Let me take you down to Strawberry Fields

Slate recently ran an article about economists and strawberry pickin’ that you all ought to take a look at. It’s well worth reading a whole thing, but the gist of it is that if you own a strawberry farm, and … Continued

Slate recently ran an article about economists and strawberry pickin’ that you all ought to take a look at.

It’s well worth reading a whole thing, but the gist of it is that if you own a strawberry farm, and you let a bunch of econ professors mess with your strawberry pickers’ incentive structure, you will increase productivity tremendously, leading to profit.

This is great!  Or at least that’s how Slate feels about it.  I am much less sure.

Yes this is nice for the strawberry farmers.  But what does it mean for the strawberry pickers?  Sheely, correct me if I’m wrong, but an increase in productivity from an economic perspective means that the farmers are getting more strawberries picked for the same amount of money.  I don’t hate the idea of strawberry farmers making more money.  Ideally, they would pass the savings on to the rest of us, lowering the price of delicious delicious strawberries.  But there’s a problem here.

1)  There is a finite amount of work for strawberry pickers every year.  Once all the strawberries are picked, the pickers have to go somewhere else. (The increased productivity won’t just yield a much larger strawberry harvest for the same amount of money, it will probably make a slightly larger strawberry harvest for a much smaller amount of money.)

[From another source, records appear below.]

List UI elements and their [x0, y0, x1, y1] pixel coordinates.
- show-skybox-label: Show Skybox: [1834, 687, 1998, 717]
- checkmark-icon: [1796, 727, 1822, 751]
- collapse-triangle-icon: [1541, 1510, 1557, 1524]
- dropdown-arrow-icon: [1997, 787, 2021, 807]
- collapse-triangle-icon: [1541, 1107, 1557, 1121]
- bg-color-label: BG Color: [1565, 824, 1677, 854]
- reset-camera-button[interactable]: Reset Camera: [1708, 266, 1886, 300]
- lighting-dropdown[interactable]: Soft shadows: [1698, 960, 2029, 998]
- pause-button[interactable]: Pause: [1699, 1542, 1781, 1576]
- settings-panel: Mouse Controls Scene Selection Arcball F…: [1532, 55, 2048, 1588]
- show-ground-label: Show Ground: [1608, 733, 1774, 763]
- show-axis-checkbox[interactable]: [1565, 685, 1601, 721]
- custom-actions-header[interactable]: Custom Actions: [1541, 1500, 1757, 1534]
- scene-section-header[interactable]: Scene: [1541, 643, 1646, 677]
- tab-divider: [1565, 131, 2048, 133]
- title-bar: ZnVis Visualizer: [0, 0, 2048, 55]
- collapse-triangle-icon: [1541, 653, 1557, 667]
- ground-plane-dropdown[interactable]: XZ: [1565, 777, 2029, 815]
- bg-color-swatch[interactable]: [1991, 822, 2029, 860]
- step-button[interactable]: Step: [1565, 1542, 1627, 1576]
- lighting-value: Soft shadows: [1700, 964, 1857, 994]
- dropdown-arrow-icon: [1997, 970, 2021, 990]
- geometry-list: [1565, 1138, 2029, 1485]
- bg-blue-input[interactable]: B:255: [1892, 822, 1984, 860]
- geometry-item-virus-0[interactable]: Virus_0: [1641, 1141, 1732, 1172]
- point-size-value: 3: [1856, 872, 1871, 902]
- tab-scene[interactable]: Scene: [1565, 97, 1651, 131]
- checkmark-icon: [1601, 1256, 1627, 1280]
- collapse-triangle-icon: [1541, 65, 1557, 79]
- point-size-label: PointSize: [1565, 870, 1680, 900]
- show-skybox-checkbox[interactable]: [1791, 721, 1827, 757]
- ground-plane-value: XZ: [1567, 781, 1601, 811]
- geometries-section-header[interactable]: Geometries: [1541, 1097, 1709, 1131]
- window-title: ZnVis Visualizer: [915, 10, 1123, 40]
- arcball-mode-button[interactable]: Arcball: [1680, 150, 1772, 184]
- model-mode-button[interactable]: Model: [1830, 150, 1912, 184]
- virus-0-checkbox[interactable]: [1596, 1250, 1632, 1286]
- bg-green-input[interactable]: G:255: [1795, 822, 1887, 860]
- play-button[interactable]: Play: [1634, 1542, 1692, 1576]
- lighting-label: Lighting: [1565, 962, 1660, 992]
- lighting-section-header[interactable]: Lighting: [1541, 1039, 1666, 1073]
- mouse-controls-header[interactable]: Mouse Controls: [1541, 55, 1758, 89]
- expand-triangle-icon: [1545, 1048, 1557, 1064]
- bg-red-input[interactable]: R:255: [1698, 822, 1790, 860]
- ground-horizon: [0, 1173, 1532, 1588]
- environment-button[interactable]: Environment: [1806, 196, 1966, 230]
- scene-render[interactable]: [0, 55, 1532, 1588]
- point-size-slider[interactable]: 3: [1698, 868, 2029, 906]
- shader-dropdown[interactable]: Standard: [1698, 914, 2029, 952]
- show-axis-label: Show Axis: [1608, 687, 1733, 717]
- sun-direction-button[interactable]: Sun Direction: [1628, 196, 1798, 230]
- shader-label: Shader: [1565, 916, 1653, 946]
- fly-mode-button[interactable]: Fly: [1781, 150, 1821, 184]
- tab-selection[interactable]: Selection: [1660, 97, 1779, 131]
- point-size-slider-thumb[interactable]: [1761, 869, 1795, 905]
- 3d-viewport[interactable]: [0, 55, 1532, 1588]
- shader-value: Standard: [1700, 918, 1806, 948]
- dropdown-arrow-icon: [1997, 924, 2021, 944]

2)  Strawberry pickers are already among the most horrifically exploited workers in America.  (For more on this, read Eric Schlosser’s gloom-tastic Reefer Madness, a pop-economics study of the American black market.)  Most of them are illegal (or “undocumented,” whatever) immegrants, and the wage they earn and the conditions they live in are terrifying.  Terrifying.

3)  The particular way in which the economists increased the strawberry pickers’ productivity was by getting the pickers to be dicks to their friends.  Specifically:  a) preventing the workers from colluding against the management, b) preventing low level managers from giving better assignments to their friends, and c) preventing the productive workers from associating with less productive workers that they happened to be friends with.

Of these, b) is probably an unmitigated good.  But a) would only be good if the strawberry picking workers were as powerful and corrupt as the teamsters’ union (wherease they are, in fact, already working in DEEPLY CRAPPY conditions), and c) is just depressing.

The supply-side-economist’s response to my objections would probably be this:  if the farmers make more money, they will be able to afford to hire American workers, who they will have to pay a fair wage, thus ending the horrifying exploitation of migrant labor in the American fruit industry.  That’s a nice idea, but it’s a fiction.  The strawberry farmers will hire American workers when and if the government stops them from hiring illegal immigrants, who are like it or not the cheapest labor available.  Until then, the reforms these economists have suggested will just transform the farmers from struggling exploiters of cheap labor to wealthy exploiters of cheap labor.  Strawberry farmers have it tough, honestly, but the fix for their troubles is not to pass those troubles on to the migrant laborers.

Efficiency. Is. Not. The. Highest. Good.

It feels weird to type that, even for a pinko commie like myself.  But I’m pretty sure it’s true.

3 Comments on “Let me take you down to Strawberry Fields”

  1. mlawski OTI Staff #

    Don’t feel bad believing in heterodox economics. Own it!

    Also, according to my local news station, some rabbis have officially deemed strawberries “non-kosher,” so all these people are not eating strawberries anymore. It seems that little bugs get into the strawberries near the seeds, and it’s too difficult to wash them off. Bugs are not kosher, so strawberries aren’t kosher.

    I don’t know what this news has to do with your post except that I guess demand for strawberries in the New York area is going to go down a bit.

    Reply

  2. Gab #

    I don’t know how much of what those economists came up with could apply here, though. Notice how there was emphasis in the article about how the workers had to be paid minimum wage- that’s not the case in the US with “undocumented workers,” for their being undocumented enables their employers to pay them BELOW the minimum wage since they aren’t keeping track of them. Not just in farming, but in other industries like construction, workers get paid in cash because that’s more easily avoided by the IRS.

    Oh, and that’s the problem with supply-side economics. There is too much faith put into the ones that would be making the money. It may be nice to *think* that if the profit margins of farms went up, so would the wages, but experience tells us that wages stay the same at best under those conditions.

    What kind of farm does this apply to, also? The number of private/family farms in the US has been going down in the past few decades while corporate ones are taking over. How different would these models operate between farm types?

    Reply

  3. John Maynard Keynes #

    “Capitalism is the astounding belief that the most wickedest of men will do the most wickedest of things for the greatest good of everyone.”